Although the Mayor’s Budget promises significant investments in affordable housing for the future, these long-term solutions do virtually nothing to address the immediate housing needs of homeless individuals, families, the elderly, and people living with HIV/AIDS. The current need for safe, decent, affordable housing in the district has reached epic proportions with over 67,000 households on the DC Housing Authority Waiting List and close to 1,000 on the HIV/AIDS Housing Waiting List. In addition, after April 12, 2013, both lists will be closed and the determination of continuing (or growing) housing needs among DC’s most vulnerable populations will be nearly impossible. The Housing First and tenant-based Local Rent Supplement rental assistance programs are key elements to addressing the urgent and immediate need for housing, and a FY 2014 budget that invested in these programs would represent a realistic approach to promoting the health and well-being of all District residents.

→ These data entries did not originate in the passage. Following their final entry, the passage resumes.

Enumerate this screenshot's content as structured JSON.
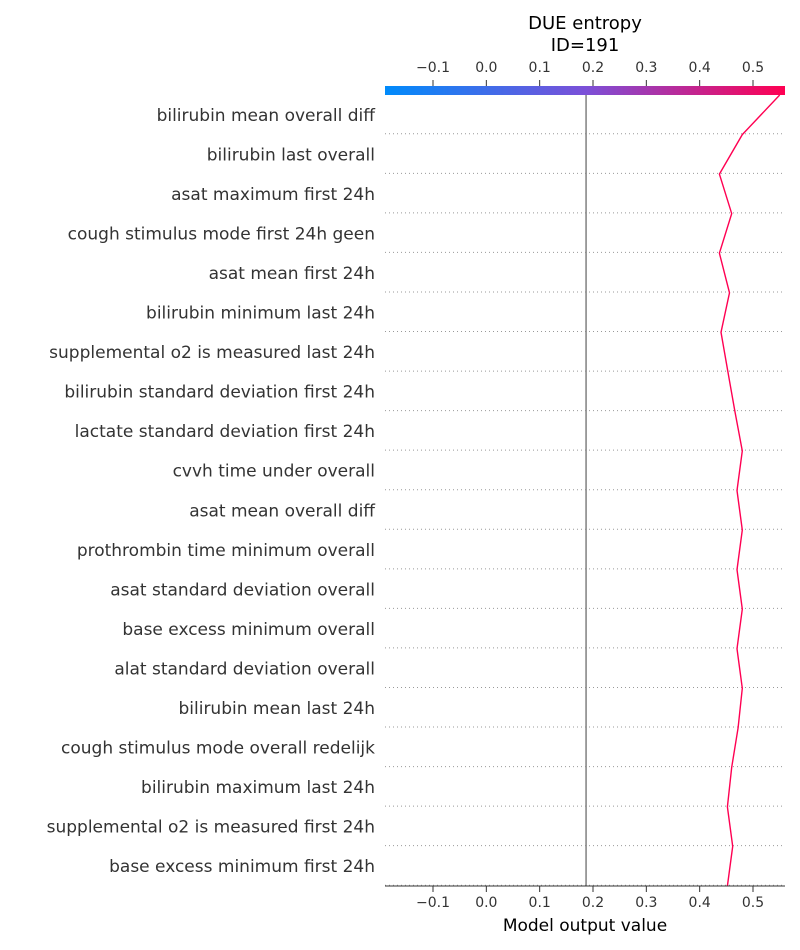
{
  "chart_data": {
    "type": "line",
    "title": "DUE entropy",
    "subtitle": "ID=191",
    "xlabel": "Model output value",
    "xlim": [
      -0.19,
      0.56
    ],
    "xticks": [
      -0.1,
      0.0,
      0.1,
      0.2,
      0.3,
      0.4,
      0.5
    ],
    "xtick_labels": [
      "−0.1",
      "0.0",
      "0.1",
      "0.2",
      "0.3",
      "0.4",
      "0.5"
    ],
    "base_value": 0.187,
    "final_value": 0.55,
    "colors": {
      "low": "#008bfb",
      "mid": "#7b50d8",
      "high": "#ff0052",
      "line": "#ff0052",
      "base_line": "#808080"
    },
    "features": [
      "bilirubin  mean  overall  diff",
      "bilirubin  last  overall",
      "asat  maximum  first 24h",
      "cough stimulus  mode  first 24h  geen",
      "asat  mean  first 24h",
      "bilirubin  minimum  last 24h",
      "supplemental o2  is measured  last 24h",
      "bilirubin  standard deviation  first 24h",
      "lactate  standard deviation  first 24h",
      "cvvh  time under  overall",
      "asat  mean  overall  diff",
      "prothrombin time  minimum  overall",
      "asat  standard deviation  overall",
      "base excess  minimum  overall",
      "alat  standard deviation  overall",
      "bilirubin  mean  last 24h",
      "cough stimulus  mode  overall  redelijk",
      "bilirubin  maximum  last 24h",
      "supplemental o2  is measured  first 24h",
      "base excess  minimum  first 24h"
    ],
    "path_values": [
      0.55,
      0.48,
      0.437,
      0.46,
      0.437,
      0.456,
      0.44,
      0.453,
      0.466,
      0.48,
      0.47,
      0.48,
      0.47,
      0.48,
      0.47,
      0.48,
      0.472,
      0.46,
      0.452,
      0.462,
      0.452
    ]
  }
}
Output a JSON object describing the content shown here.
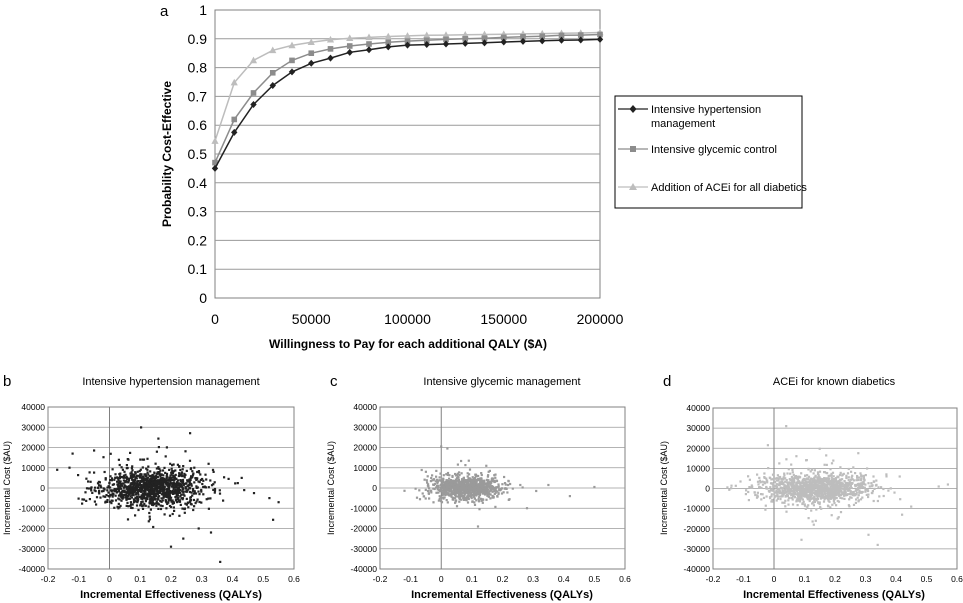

DC is in the midst of a severe HIV/AIDS epidemic. Approximately 2.7% of our population is living with HIV, which exceeds UNAIDS’ definition of a “generalized” epidemic of a disease prevalence greater than 1% of the population.  As we strive to end the epidemic, we cannot ignore the critical role that stable housing plays in our efforts to prevent new infections and eradicate AIDS-related deaths. Prevention and care efforts that focus on changing individual behaviors cannot succeed if people do not have a safe and secure place to live. Housing reduces mortality rates by 80% and represents one of the strongest predictors of accessing HIV primary care, maintaining continuous care, and ultimately achieving an undetectable viral load. While many advances have been made in treating the disease and in preventing transmission, studies show that homelessness both decreases good health outcomes dramatically and increases transmission rates (due to increases in sex trade, exposure to sexual violence, and needle sharing practices).

No DC resident with HIV/AIDS should experience homelessness. The federally funded program, Housing Opportunity for Persons with AIDS (HOPWA), was established to fill the gap between the need and the availability of generalized low income and disability based housing programs. HOPWA was never intended to be the sole source of support for homeless people living with HIV/AIDS and cannot be expected to do so in the future.   Today, people living with HIV/AIDS who are in need of permanent supportive housing are often provided the opportunity to put their names on a waitlist and nothing more. These individuals and families wait for days, months, and often years while continuing to struggle against the exacerbated health complications posed by unstable housing. As a means to correct the existing gap in housing services – and in order to do so for those who are in need today – people living with HIV/AIDS should be served by the DHS Housing First program, and a set-aside appropriation to tenant-based Local Rent Supplement Program.

The UN Universal Declaration of Human Rights, Article 25, states: “Everyone has the right to a standard of living adequate for the health and well-being of himself and of his family, including food, clothing, housing and medical care and necessary social services, and the right to security in the event of unemployment, sickness, disability, widowhood, old age or other lack of livelihood in circumstances beyond his control.” If DC really wants to “Get to Zero”, to obtain the “AIDS Free Generation”, to really end AIDS in the District, we will dedicate the resources needed to really address the housing for this population.

The Fair Budget Coalition is asking the DC Council to devote $1.25 million to the Housing First program and $2.5 million to tenant vouchers through the Local Rent Supplement Program. These investments will serve 250 homeless people with HIV/AIDS, and will completely end homelessness for all DC residents with HIV/AIDS.